È un ragazzo, è sveglio, è forte ed è anche sensibile. Ha un estro particolare, motivo per cui è riuscito a comporre una poesia spettacolare, talmente bella da finire sui giornali. Quella stessa poesia sarà l’inizio di una serie di eventi che definire imprevedibili sarebbe come dire che al polo nord fa freschetto. Un artista che sta spopolando tra i giovani vorrebbe usare la poesia nel suo prossimo disco. Nel frattempo, un personaggio di un videogioco riesce ad uscire dal virtuale per assegnare una nuova identità al protagonista, che da quel momento si chiamerà MaxZu, e rapire la sua ragazza. Bene, abbiamo appena oltrepassato il confine tra realtà ed immaginazione, ma ciò che troveremo al di là sarà ben più complicato di quanto vorremmo. Missioni complicate e pericolose, nuovi rapporti da consolidare, nemici da cui guardarsi e speranze da rincorrere. Cos’altro può servire per tenere un lettore inchiodato ad un romanzo? Niente. Quindi, inevitabilmente, se vi addentrerete tra queste pagine… non potrete più uscire.
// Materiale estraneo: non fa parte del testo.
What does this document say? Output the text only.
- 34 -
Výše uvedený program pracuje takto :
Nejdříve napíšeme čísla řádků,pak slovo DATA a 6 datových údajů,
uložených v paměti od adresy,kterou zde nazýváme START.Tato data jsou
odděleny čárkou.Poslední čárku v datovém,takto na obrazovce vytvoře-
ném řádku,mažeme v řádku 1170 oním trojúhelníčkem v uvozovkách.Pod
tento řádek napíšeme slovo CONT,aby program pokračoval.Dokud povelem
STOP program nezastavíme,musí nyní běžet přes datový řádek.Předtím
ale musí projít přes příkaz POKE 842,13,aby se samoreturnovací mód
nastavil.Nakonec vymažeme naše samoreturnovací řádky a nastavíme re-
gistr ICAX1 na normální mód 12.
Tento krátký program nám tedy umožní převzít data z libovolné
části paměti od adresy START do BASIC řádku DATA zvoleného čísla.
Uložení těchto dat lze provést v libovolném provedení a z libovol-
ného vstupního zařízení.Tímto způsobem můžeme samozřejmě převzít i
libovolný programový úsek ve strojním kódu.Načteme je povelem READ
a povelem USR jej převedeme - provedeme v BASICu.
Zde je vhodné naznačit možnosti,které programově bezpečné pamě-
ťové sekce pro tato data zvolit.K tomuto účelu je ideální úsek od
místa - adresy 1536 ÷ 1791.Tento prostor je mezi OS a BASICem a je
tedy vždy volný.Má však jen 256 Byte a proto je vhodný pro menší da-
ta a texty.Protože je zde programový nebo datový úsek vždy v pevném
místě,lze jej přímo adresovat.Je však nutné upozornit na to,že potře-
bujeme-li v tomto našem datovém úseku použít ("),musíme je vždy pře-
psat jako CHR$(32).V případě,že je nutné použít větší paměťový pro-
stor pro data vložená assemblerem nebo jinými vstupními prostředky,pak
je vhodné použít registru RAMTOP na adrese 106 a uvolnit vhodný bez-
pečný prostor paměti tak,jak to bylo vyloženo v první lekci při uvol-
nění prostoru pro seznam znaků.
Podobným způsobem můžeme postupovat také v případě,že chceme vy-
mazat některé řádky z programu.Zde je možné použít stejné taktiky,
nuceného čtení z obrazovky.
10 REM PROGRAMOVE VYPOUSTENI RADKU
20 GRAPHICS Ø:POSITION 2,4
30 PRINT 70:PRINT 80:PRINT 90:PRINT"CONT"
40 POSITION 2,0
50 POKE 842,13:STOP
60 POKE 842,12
Francesco Nicolis di Robilant ha 17 anni ed è siciliano nonostante il cognome di nobili origini piemontesi. Frequenta il quarto anno del Liceo Artistico Emilio Greco di Catania e da anni è appassionato di scrittura. Avendo difficoltà motorie che gli impediscono di agire in totale autonomia, sfrutta tutte le risorse a sua disposizione per far tacere il vulcano che ha in testa. Le mani degli amici, dei parenti o di chi si trova accanto a lui, sono gli ausili che servono per portare a compimento i suoi sogni. Francesco ha subíto un importante intervento al cervello per una stimolazione profonda tramite degli elettrodi. Durante i suoi ricoveri ospedalieri, ha dedicato molto tempo alla scrittura per distrarsi e immergersi in un mondo da lui creato. Così è nato questo racconto che porta con sé i tempi brutti, i tempi belli, gli amici del cuore, i compagni d’ospedale, i giochi, le passioni, le poesie scritte a scuola… insomma un ritaglio della sua vita.